Einziges "Manko" für mich ist das die Touch "Tasten" keinen länger andauernden Druck (Hosentasche) mögen und dann in Dauerbetätigung gehen. Allerdings hab ichs bisher mit ein paar Streicheleinheiten (bisschen auf den Tasten drücken und "massieren") und dem Umstellen der Touch-Sensitivity (von Low auf High und zurück) wieder in den Griff bekommen. (Vermute mal die machen dann nen neuen Abgleich/Kalibrierung)

----------

## Necoro

Oh - denn sag ich auch noch mal was dazu: Hab mir einen SanDisk gekauft und bin total glücklich damit  :Smile: . Klein, aber oho ^^. Einziges Manko scheint eine nicht ganz korrekte Batteriestandsanzeige zu sein.

----------

## Klaus Meier

 *Necoro wrote:*   

> Oh - denn sag ich auch noch mal was dazu: Hab mir einen SanDisk gekauft und bin total glücklich damit . Klein, aber oho ^^. Einziges Manko scheint eine nicht ganz korrekte Batteriestandsanzeige zu sein.

 

Kennst du ein Gerät, bei dem die funktioniert? Hatte mal eine Digitalkamera, die zeigte alle 5 Striche an, auch wenn der Akku noch 10% hatte. Und dann verschwand pro Bild ein Balken. So in etwa. Bin da mal richtig reingefallen.
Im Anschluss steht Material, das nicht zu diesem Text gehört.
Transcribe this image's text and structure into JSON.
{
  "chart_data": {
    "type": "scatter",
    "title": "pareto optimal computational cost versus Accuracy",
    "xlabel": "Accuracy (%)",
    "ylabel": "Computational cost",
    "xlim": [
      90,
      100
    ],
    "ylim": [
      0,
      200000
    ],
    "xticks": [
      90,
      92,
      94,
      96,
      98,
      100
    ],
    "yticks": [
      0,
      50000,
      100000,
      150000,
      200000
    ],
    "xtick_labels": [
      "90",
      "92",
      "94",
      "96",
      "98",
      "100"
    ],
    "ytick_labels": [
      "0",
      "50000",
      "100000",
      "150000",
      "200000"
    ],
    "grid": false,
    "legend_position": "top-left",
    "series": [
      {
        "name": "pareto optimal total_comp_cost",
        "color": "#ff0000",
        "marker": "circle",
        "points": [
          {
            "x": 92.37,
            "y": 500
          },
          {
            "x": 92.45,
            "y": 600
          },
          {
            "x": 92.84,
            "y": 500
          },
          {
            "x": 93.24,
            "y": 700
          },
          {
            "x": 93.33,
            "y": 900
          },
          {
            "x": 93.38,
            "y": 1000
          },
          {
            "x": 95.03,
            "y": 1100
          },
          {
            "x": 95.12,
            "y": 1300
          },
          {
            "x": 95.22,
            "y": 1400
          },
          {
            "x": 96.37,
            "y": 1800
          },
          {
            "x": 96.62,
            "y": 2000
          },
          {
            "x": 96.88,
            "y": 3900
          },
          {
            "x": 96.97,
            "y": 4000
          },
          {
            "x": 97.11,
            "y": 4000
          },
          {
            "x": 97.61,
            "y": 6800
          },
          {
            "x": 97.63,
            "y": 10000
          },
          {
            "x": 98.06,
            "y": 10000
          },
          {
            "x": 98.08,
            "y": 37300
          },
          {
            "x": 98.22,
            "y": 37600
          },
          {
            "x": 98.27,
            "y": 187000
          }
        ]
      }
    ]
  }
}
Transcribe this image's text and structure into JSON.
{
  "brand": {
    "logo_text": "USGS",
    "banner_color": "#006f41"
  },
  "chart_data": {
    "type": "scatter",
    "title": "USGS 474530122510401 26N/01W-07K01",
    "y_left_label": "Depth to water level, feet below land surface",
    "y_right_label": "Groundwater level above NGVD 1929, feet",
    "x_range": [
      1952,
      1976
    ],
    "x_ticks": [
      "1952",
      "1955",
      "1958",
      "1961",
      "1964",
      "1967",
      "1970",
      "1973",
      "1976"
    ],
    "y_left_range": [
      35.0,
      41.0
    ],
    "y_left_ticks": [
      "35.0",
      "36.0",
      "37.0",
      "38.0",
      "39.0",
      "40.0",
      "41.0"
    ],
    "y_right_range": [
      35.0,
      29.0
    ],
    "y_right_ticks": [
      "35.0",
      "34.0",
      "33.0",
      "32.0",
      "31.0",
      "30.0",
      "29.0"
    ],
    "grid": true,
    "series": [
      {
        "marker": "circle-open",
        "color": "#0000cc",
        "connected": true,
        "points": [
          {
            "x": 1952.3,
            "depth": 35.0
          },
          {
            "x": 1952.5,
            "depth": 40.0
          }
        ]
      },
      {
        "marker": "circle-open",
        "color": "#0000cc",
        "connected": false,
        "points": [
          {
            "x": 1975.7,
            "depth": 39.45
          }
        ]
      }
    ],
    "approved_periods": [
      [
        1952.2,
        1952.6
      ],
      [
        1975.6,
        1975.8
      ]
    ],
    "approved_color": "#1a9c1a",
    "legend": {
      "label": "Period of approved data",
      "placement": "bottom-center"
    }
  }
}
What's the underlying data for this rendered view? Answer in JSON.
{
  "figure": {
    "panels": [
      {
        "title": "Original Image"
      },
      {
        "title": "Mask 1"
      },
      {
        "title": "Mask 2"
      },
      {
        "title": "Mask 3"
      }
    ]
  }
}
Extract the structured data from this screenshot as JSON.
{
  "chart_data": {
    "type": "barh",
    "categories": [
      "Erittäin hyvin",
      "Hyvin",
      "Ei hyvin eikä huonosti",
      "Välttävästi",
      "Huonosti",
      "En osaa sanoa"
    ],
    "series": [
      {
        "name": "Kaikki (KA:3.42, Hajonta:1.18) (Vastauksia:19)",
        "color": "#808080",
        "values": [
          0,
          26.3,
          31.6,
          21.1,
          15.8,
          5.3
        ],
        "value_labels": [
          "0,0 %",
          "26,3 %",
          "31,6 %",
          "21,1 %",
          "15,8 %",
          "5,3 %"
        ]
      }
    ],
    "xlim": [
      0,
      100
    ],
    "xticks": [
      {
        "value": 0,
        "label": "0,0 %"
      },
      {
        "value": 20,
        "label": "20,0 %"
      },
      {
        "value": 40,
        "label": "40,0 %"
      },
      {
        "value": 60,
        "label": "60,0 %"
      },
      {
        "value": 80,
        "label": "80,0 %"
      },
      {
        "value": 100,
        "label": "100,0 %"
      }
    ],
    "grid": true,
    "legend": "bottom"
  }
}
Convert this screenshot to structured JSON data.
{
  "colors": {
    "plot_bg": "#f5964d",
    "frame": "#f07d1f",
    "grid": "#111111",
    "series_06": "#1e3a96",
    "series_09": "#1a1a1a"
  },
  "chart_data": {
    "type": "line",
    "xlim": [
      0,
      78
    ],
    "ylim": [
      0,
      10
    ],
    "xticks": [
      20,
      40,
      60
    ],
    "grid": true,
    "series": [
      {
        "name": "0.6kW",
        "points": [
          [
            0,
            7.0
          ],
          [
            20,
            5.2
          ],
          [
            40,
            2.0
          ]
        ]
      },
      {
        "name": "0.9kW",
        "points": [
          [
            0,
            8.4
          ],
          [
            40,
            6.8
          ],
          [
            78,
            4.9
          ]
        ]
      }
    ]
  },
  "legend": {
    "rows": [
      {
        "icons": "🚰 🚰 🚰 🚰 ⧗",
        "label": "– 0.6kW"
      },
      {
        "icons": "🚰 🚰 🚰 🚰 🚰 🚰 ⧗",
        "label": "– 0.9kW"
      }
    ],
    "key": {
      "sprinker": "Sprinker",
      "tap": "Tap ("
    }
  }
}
Handy: Alle Striche da, der Balken bewegt sich erst, wenn der Akku so bei 30% liegt. Aber da hat man noch einen Tag, bis man an die Steckdose muss.

Die zeigen nicht an, wie viel Leistung der Akku noch hat, sondern einfach die Spannung. 5V voll, 4V leer. Und das dazwischen dann linear. Die Entladekurve ist aber keine Gerade.

----------